El Señor desea que tengamos paz en el hogar y en nuestra comunicación con los demás. Él nos ayuda cuando fallamos y bendice nuestros esfuerzos. Con Su ayuda, podemos fomentar “una atmósfera de respeto, comprensión y armonía”12 que hará de nuestro hogar, como lo prometió el presidente Thomas S. Monson, “un pedacito de cielo en la tierra”13.

Notas

  1. Enseñanzas de los Presidentes de la Iglesia: Spencer W. Kimball, 2006, pág. 234.

  2. M. Russell Ballard, Counseling with Our Councils: Learning to Minister Together in the Church and in the Family, 2012, pág. 165.

  3. M. Russell Ballard, “Los consejos familiares: Una conversación con el élder y la hermana Ballard”, Liahona, junio de 2003, págs. 12, 14.

  4. M. Russell Ballard, “Los consejos familiares”, Liahona, pág. 17.

  5. Véase Ronald E. Poelman, “Los consejos del sacerdocio: Clave para satisfacer las necesidades temporales y espirituales”, Liahona, julio de 1980, pág. 152.

  6. Véase Ronald E. Poelman, “Los consejos del sacerdocio”, pág. 152.

  7. Stephen L Richards, en Conference Report, octubre de 1953, pág. 86.

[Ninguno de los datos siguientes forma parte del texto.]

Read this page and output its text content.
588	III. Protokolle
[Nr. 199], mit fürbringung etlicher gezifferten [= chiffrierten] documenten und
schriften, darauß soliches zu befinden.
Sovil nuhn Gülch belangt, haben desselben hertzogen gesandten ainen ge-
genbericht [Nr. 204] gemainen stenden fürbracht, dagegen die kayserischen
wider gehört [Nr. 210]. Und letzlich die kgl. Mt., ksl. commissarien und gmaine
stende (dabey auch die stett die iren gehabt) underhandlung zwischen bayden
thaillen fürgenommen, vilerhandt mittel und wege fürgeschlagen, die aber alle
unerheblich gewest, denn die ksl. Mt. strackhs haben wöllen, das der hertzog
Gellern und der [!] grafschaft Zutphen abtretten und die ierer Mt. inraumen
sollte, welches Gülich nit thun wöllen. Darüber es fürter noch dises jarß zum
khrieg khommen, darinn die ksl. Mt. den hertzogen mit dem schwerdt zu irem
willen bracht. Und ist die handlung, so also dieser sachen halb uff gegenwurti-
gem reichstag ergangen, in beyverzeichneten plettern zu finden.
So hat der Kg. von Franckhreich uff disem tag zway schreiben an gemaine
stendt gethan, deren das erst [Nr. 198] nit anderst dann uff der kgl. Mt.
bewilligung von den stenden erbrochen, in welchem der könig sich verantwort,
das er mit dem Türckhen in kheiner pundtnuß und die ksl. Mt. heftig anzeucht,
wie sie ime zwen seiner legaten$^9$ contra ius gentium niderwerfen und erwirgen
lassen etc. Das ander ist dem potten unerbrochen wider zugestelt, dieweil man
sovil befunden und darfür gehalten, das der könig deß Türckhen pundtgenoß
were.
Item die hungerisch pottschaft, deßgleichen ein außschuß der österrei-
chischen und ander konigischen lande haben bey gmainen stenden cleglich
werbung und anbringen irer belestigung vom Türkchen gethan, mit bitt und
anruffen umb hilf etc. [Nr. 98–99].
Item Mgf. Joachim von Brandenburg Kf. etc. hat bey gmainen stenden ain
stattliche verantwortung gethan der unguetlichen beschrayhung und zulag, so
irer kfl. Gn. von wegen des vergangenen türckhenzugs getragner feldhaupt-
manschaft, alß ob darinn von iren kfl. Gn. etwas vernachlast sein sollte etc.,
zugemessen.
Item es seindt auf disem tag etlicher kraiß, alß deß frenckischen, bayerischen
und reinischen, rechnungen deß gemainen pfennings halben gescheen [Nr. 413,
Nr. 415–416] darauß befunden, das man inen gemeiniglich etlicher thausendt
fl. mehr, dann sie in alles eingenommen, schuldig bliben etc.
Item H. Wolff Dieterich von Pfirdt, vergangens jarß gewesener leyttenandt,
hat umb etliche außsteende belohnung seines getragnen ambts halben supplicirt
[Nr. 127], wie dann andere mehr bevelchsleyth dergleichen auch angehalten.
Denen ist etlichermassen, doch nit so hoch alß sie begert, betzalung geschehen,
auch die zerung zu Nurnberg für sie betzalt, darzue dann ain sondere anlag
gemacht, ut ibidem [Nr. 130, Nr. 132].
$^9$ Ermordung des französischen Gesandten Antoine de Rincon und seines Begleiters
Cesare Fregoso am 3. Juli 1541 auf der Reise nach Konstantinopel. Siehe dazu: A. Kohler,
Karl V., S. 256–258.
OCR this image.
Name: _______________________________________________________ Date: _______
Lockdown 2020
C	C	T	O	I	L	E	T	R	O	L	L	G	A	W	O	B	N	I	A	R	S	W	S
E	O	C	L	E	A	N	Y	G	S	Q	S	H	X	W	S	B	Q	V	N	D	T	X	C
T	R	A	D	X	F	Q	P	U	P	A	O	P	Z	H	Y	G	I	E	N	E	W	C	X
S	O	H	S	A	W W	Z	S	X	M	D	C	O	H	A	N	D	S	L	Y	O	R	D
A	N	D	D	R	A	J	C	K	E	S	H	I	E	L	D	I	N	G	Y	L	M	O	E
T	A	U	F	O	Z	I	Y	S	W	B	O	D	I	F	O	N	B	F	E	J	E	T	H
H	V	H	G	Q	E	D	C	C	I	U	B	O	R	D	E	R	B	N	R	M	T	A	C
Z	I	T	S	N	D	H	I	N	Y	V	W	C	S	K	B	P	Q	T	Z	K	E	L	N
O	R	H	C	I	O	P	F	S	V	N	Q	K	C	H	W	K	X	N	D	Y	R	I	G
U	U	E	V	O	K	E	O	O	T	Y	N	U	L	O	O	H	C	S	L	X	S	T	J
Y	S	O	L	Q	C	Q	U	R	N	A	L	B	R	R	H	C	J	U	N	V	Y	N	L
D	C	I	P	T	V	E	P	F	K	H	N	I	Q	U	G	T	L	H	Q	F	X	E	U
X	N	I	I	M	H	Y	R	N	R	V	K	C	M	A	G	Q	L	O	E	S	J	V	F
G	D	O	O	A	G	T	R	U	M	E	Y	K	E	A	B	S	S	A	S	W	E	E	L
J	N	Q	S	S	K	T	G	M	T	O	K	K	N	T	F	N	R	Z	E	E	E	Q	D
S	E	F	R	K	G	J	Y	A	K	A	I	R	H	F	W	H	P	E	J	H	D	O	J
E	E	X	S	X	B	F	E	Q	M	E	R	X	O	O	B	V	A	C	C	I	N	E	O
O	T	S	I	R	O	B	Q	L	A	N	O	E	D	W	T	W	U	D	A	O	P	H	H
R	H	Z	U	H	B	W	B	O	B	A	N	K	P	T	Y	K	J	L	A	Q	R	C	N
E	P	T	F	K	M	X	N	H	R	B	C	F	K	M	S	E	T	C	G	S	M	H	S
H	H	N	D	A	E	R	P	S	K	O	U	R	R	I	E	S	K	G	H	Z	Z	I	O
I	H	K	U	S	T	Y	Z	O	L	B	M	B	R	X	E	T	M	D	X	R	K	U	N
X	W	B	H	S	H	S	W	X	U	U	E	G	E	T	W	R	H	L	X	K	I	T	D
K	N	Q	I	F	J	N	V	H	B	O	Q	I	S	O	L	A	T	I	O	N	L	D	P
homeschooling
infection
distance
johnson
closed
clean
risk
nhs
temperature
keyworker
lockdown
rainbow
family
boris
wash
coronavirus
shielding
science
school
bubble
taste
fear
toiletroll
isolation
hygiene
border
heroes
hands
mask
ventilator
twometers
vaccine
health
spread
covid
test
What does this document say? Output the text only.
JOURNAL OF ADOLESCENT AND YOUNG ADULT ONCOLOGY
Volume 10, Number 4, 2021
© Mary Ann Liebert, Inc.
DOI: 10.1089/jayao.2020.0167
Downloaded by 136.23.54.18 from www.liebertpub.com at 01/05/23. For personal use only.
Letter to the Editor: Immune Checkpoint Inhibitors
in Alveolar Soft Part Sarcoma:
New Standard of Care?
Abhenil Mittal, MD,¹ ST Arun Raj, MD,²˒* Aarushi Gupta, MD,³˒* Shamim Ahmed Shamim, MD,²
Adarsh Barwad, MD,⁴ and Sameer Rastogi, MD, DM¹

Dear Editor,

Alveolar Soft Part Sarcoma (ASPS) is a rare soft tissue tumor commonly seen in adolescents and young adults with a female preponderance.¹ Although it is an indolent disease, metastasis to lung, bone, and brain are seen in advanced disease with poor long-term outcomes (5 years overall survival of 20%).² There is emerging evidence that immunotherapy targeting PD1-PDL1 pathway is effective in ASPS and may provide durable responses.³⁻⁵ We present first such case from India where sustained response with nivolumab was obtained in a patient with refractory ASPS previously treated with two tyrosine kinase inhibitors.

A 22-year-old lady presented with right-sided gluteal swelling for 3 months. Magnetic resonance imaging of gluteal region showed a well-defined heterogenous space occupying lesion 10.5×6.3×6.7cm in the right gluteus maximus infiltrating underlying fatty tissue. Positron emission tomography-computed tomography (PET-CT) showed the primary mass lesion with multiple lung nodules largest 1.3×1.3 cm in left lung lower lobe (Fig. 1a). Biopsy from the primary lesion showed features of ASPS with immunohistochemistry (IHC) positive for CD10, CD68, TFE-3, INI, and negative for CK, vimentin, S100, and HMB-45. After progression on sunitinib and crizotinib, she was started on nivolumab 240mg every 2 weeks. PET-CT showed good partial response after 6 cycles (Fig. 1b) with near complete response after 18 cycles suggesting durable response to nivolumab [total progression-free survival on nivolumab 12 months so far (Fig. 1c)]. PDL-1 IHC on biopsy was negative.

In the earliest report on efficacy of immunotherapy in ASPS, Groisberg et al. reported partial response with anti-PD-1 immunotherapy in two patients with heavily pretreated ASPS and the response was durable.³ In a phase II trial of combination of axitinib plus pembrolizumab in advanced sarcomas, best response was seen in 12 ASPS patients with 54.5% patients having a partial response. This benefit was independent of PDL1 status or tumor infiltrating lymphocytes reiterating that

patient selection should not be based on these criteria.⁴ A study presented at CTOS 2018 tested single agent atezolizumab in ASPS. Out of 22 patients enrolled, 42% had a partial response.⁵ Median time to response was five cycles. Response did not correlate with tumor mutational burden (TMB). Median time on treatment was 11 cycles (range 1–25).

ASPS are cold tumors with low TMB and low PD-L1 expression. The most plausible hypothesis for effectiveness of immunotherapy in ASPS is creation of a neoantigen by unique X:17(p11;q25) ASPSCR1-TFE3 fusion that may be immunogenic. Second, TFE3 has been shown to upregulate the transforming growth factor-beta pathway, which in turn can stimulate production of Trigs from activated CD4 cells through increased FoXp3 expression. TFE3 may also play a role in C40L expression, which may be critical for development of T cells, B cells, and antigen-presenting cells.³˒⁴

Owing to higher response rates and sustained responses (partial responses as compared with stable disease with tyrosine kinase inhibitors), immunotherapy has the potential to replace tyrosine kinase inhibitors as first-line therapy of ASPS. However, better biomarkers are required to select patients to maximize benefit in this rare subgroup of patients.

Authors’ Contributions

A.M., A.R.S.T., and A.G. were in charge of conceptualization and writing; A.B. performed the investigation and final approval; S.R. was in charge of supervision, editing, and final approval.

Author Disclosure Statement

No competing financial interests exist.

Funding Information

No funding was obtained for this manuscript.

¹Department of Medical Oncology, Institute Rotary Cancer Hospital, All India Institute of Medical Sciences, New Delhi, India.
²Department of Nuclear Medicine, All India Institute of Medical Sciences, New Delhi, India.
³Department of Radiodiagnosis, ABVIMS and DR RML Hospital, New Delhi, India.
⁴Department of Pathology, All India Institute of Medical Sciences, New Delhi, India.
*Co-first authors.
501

  8. Ezra Taft Benson, “Un consejo para los miembros de la Iglesia”, Liahona, febrero de 1994, pág. 4.

  9. When Thou Art Converted, Strengthen Thy Brethren (Guía de estudio del Sacerdocio de Melquisedec, 1974), pág. 168.

  10. Véase “Los consejos de familia: Un modelo celestial”, Venid en pos de Mi: Guía de estudio personal de la Sociedad de Socorro, 1989, pág. 93.

  11. Véase de Russell M. Nelson, “La inminencia de la perfección”, Liahona, enero de 1996, pág. 101.

  12. “Working Together in Family Councils”, Ensign, febrero de 1985, pág. 31.

  13. Thomas S. Monson, “Hogares celestiales, familias eternas”, Liahona, junio de 2006, pág. 66.